J.C. Smith: I don’t know about that. Certainly it emboldens us to — when we see a good idea, we take a shot, right? And see what happens. It’s not like this is a super risky venture in any way.
But it just proves to us that you can find multiple ways to express the Pokémon world. We’ve always had that, but now let’s look for more. The TCG, the TCG online, the movies, the live action movie that was announced a couple weeks ago amidst all this. There’s a live action Detective Pikachu movie being made with Legendary Pictures. It’s a lot of opportunity. We have a strong brand. It’s continuing to look for the right way to do it. We’ve been doing that for 20 years. As technology continues to change, we continue to evolve.
GamesBeat: About Detective Pikachu, what was it like getting that deal together? From the outside it seems like a whirlwind — like it happened because of Pokémon Go. But were there more long-term discussions that the public missed out on?
J.C. Smith: Yeah, the unfortunate thing about the timing was it did seem like that was the reason. Obviously Hollywood doesn’t work like that. Deals don’t work like that. It’s been in discussion for a long time. For us, I’m glad we were able to announce it. We got a lot of great coverage about it. But it was one of those where there was so much Go news — normally this would be a much bigger piece of the news cycle, but in the end, we’re excited that we’re able to do this. People will learn a lot more soon.
GamesBeat: About taking chances with the brand — when you take those risks, will it always stick to the things that make Pokémon special?
J.C. Smith: Yeah, that’s my job. That’s our creators’ job. That’s everyone’s thought process at this company. Just make sense for the brand.
It’s really a — we have a brand-first mentality. It’s not about the dollars. It’s about, how fun is this? Is this a quality experience? Are people having fun with this? What would make them have more fun with this? That type of mentality, which is really nice, to be honest with you. We get to talk about product features and things that excite people all the time.
For us, anything we do in the future would be with that same filter on. Does this make sense? It’s never, are we working with this partner because it seems like we could make a lot of money? It’s going to be a “yeah, but.” Does it make sense for the characters to be living like that or in that type of world? Does it make sense for the communication aspect or the collect-battle-trade aspects of the game?
GamesBeat: It definitely seems like it’s your job, like you said, to make sure that the Pokémon brand is treated well.

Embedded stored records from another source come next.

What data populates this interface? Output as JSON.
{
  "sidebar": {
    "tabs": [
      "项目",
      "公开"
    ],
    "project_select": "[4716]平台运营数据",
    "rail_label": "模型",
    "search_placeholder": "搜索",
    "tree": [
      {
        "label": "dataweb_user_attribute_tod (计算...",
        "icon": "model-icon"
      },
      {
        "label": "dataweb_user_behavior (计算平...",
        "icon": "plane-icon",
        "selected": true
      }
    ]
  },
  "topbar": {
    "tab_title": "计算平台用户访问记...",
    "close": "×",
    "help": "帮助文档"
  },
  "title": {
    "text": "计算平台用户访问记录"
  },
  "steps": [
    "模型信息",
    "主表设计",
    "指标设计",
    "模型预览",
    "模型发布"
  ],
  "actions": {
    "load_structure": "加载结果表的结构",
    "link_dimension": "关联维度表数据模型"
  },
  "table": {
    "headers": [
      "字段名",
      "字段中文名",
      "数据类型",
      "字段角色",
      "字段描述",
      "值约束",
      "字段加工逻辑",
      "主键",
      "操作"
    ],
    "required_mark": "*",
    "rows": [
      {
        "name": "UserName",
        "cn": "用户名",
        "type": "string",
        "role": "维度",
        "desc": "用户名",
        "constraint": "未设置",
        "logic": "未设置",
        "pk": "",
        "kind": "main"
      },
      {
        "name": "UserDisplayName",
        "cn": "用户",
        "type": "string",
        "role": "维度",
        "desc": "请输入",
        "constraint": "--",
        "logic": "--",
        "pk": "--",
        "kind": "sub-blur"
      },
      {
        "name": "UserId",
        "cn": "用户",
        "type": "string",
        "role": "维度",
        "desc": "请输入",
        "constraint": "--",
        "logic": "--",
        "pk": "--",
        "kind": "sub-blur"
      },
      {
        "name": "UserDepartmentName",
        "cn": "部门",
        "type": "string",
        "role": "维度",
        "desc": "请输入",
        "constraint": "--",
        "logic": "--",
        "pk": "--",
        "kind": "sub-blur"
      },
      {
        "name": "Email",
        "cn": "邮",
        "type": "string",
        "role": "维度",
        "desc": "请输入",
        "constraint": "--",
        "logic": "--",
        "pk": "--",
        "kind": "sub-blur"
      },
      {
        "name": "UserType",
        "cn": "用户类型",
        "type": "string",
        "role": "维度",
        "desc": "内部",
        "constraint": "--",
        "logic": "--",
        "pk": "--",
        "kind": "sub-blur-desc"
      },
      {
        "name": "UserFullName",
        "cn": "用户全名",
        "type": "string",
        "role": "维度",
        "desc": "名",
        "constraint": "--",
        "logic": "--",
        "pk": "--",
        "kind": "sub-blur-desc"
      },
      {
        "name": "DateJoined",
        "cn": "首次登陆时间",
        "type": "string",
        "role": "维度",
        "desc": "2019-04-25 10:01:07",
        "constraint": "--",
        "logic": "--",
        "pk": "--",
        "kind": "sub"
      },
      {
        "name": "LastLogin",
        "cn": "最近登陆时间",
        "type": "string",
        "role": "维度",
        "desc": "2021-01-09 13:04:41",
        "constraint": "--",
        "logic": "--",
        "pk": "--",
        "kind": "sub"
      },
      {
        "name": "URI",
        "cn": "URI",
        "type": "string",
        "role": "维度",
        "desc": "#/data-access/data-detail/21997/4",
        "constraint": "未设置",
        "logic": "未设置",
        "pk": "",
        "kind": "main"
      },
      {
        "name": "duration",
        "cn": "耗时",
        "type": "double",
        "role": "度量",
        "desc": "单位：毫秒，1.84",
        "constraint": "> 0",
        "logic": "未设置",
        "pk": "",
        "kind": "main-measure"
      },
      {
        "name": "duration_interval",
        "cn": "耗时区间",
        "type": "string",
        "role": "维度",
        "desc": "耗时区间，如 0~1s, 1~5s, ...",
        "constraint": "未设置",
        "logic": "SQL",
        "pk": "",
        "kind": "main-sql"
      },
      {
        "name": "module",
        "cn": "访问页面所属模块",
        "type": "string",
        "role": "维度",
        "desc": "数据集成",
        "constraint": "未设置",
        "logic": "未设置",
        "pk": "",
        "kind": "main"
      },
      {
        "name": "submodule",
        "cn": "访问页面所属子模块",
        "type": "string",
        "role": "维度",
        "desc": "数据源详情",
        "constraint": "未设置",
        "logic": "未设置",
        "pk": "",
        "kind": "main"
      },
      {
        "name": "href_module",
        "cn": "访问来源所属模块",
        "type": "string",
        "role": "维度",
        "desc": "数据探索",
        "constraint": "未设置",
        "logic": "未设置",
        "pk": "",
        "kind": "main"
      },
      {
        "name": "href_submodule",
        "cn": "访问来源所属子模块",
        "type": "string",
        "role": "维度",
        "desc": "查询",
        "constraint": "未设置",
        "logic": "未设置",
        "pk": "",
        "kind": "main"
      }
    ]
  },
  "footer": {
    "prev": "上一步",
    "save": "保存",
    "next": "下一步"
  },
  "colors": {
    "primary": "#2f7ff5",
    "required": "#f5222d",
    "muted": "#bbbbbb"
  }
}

Do they owners, Nintendo, Creatures, and Game Freak — let you do that?
J.C. Smith: Yeah. Let us do that? Yes! But we’re definitely in conversation with them all the time. That’s what the relationship is based on. Understanding their philosophy in the game features, why they wanted to make it work this way. How they want people to feel when this is happening. We have to bring that across in the marketing. For us it’s a lot of conversation, but that’s what we’re built for, to have those conversations.
GamesBeat: Finally, when you were in early conversations with Niantic about Pokémon Go, I’m sure you took that to the three partners and said, hey, here’s this idea. It seemed like Nintendo and the other partners all wanted to get involved from the beginning? Is that correct?
J.C. Smith: The conversation started with Mr. Ishihara, our president and CEO of the Pokémon Company in Japan. He’s also the president of Creatures, which is one of the three companies that owns the Pokémon Company. He’s the one who introduced Game Freak, the developer of the core series of video games, to Nintendo originally, to say these guys have a cool game concept, check it out. He is the bridge. He’s the guy that brings the parties in. So yeah, there were plenty of conversations amongst that group. It was a no-brainer, that this group of people would be involved in making that happen. We’re involved in all things Pokémon.